What do you mean when you say don't show distress within legal arena? So if he is calm and says week on week off I shouldn't show my distress at not seeing them for a week when I have been a sahm with them their entire lives whilst he was at work?

He is used to not seeing them. I am not sad

ladymuckbeth Thu 30-May-13 22:46:29

This is NOT what I have been told in a situation where one person has been the primary carer. The courts are very motivated to keep to the status quo for the children. This is NOT about the father getting what he wants but what is right for the children.

makeminemango Thu 30-May-13 22:29:32

Jenny99 I really feel for you. I would feel sick without my kids every other week. But I've been told that I can't fight it, it's the laws starting point, and that I will just have to pick up the pieces when it goes wrong for him. It just feels like the kids are getting missed in all of this. But keep your cool, I've also been warned not to show your distress within the legal arena as it can go against you. Hang in there.

ladymuckbeth Thu 30-May-13 22:29:29

I don't agree that a week on, week off, is best for the kids. Says who? Not if that's not what they've been used to. This is about them, not the feelings of the husband. Frankly to think that anyone would want to spend their lives living out of a suitcase is unbelievable.

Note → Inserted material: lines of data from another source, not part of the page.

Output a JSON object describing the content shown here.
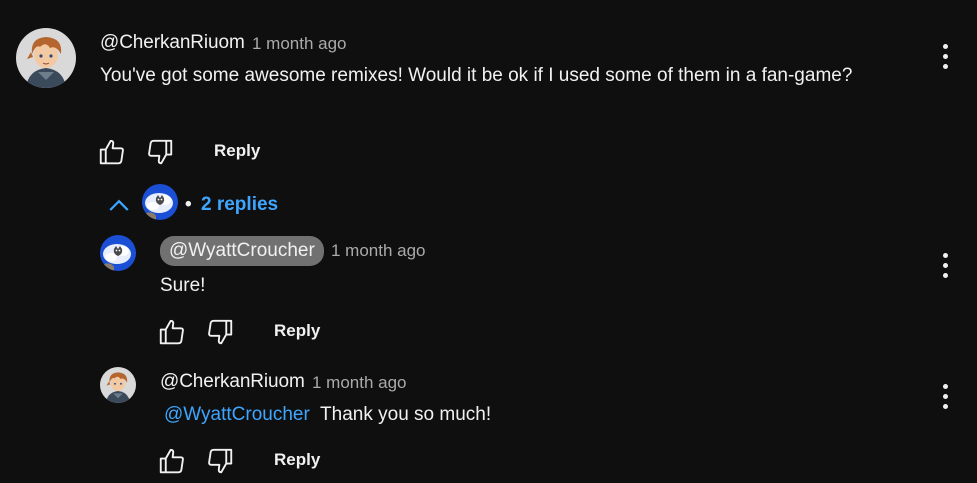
{
  "colors": {
    "background": "#0f0f0f",
    "text": "#f1f1f1",
    "muted": "#aaaaaa",
    "link": "#3ea6ff",
    "chip": "#717171"
  },
  "top_comment": {
    "author": "@CherkanRiuom",
    "time": "1 month ago",
    "text": "You've got some awesome remixes! Would it be ok if I used some of them in a fan-game?",
    "reply_label": "Reply",
    "avatar_icon": "anime-character-avatar"
  },
  "replies_toggle": {
    "chevron_icon": "chevron-up-icon",
    "bullet": "•",
    "label": "2 replies"
  },
  "replies": [
    {
      "author": "@WyattCroucher",
      "time": "1 month ago",
      "text": "Sure!",
      "reply_label": "Reply",
      "avatar_icon": "cat-avatar"
    },
    {
      "author": "@CherkanRiuom",
      "time": "1 month ago",
      "mention": "@WyattCroucher",
      "text": "Thank you so much!",
      "reply_label": "Reply",
      "avatar_icon": "anime-character-avatar"
    }
  ]
}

jenny99 Thu 30-May-13 18:51:00

mine has suggested this week one week on, one week off sad
I've been a sahm for 15 years. He leaves at 6am and gets home at 9pm. He says he will be home for 4pm now when he has them.
It is a punch in the stomach that all the years I've wanted to have more time with him, he wouldn't, and now he will for the kids.
I want what is best for the kids. So shared as much as possible really is best, but I don't see how a week on/week off can work - and the thought of not seeing them for a week is devastating. I want to divorce him, not the kids.

Mosman Thu 30-May-13 10:12:17

I would bloody let him have it tbh. You know he'll be asking you to save his ass with childcare and then you can invoice him accordingly.
But that comes from seeing friends cling to the kids following a break up and in the long run it does them no good at all they continue to damage their career opportunities that would normally be about to improve with the children's ages.

makeminemango Thu 30-May-13 08:43:53

I am in the midst of a divorce, currently trying to work it out via meditation. The background is that we are still living under the same roof of our 2 bed London flat and its far from amicable. I petitioned on the grounds of unreasonable behaviour. He has suggested a 50:50 shared care arrangement with our DS 5 and DD 3. I run my own business with home as my office to allow for flexible hours, and have worked part time 3 or 4 days a week since the kids were born. In contrast, he works long hours typically out of the house for 12 hours each day. I know that he can start with shared care and that the kids need to see him too but I don't know how this can be practical? I am scared and freaking out as he is very persuasive, controlling and would lie if he had to. Any advice and /or hand holding appreciated!